# Reference websites
1. Official tutorial of python, [here](https://fasttext.cc/docs/en/python-module.html#text-classification-model)
2. Example, [here](https://towardsdatascience.com/fasttext-for-text-classification-a4b38cbff27c) 

In [None]:
!pip install fasttext

In [None]:
import fasttext
import numpy as np, pandas as pd
from gensim.utils import simple_preprocess

# 1.0 Data preparation

* In order to train and evaluate this classifier, we’ll have to prepare our data in a format fastText expects. For example:

> * I really enjoyed this restaurant. Would love to visit again. _label_positive


* We will use **[gensim’s simple_preprocess method](https://www.tutorialspoint.com/gensim/gensim_quick_guide.htm)** to tokenize our questions and remove symbols.

> * lower case
> * remove punctuation marks
























In [None]:
# For general processing of the data
ds = df=pd.read_json('sample_data/All_Beauty_5.json', lines=True)
texts = [' '.join([str(i),str(j)]) for i,j in zip(df['reviewText'],df['summary'])]
labels = [i for i in df['overall']]

new_texts=[]
new_labels=[]
N_5=0
for i in range(len(labels)):
  if labels[i]==5:
    N_5+=1
    if N_5<156:new_texts.append(texts[i]);new_labels.append(labels[i])
  else: new_texts.append(texts[i]);new_labels.append(labels[i])
texts=new_texts
labels=new_labels

#for converting the dataset into fasttext-readable one
texts=[' '.join(simple_preprocess(i)) for i in texts]
labels=['__label__' + str(i) for i in labels]
train_data=[i +' '+ j for i,j in zip (texts,labels)]

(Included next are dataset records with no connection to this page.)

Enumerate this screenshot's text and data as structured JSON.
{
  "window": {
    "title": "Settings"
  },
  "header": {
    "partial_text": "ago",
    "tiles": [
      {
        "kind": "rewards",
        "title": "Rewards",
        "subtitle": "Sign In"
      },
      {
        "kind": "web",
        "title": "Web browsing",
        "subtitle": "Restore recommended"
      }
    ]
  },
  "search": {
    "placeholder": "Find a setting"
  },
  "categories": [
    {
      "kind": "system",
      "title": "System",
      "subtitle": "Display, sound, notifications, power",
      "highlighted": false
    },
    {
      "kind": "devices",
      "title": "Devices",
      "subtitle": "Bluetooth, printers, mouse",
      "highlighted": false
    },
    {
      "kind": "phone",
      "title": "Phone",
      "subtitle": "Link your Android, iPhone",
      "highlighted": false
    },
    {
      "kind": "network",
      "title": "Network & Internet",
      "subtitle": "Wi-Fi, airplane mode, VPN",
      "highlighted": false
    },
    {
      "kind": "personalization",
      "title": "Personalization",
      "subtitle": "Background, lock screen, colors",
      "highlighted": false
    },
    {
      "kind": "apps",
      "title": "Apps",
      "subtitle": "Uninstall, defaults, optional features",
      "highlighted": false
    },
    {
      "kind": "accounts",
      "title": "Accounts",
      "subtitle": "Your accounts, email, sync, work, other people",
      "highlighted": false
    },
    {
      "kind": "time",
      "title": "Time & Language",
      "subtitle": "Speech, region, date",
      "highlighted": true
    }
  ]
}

#divide into train, val, test
from sklearn.model_selection import train_test_split
rest_data, test_data = train_test_split(train_data, test_size=0.1, random_state=1)
train_data, val_data = train_test_split(rest_data, test_size=0.1, random_state=1)

df = pd.DataFrame(train_data)
df.to_csv('train.txt', 
          index = False, )
          #sep = ' ',
          #header = None, )

df = pd.DataFrame(val_data)
df.to_csv('val.txt', 
          index = False, )
          #sep = ' ',
          #header = None, )

df = pd.DataFrame(test_data)
df.to_csv('test.txt', 
          index = False, )
          #sep = ' ',
          #header = None, )

# Model training

In [108]:
for i in range(50,120,5):
  model = fasttext.train_supervised('train.txt', epoch=i, dim=2, wordNgrams=0)
  if model.test('val.txt')[1] > 0.95: break

# Model testing

In [109]:
model.test('train.txt')

(627, 0.9968102073365231, 0.9968102073365231)

# Other APIs

In [None]:
model['you'] #return the vector
model.test('val.txt')
model.predict(val_data[3],k=2)
model.predict(["Which baking dish is best to bake a banana bread ?", "Why not put knives in the dishwasher?"], k=3)
model.words
model.labels

model.save_model("model_filename.bin")
model = fasttext.load_model("model_filename.bin") #we can save model with smaller size with quantization, refer to the website.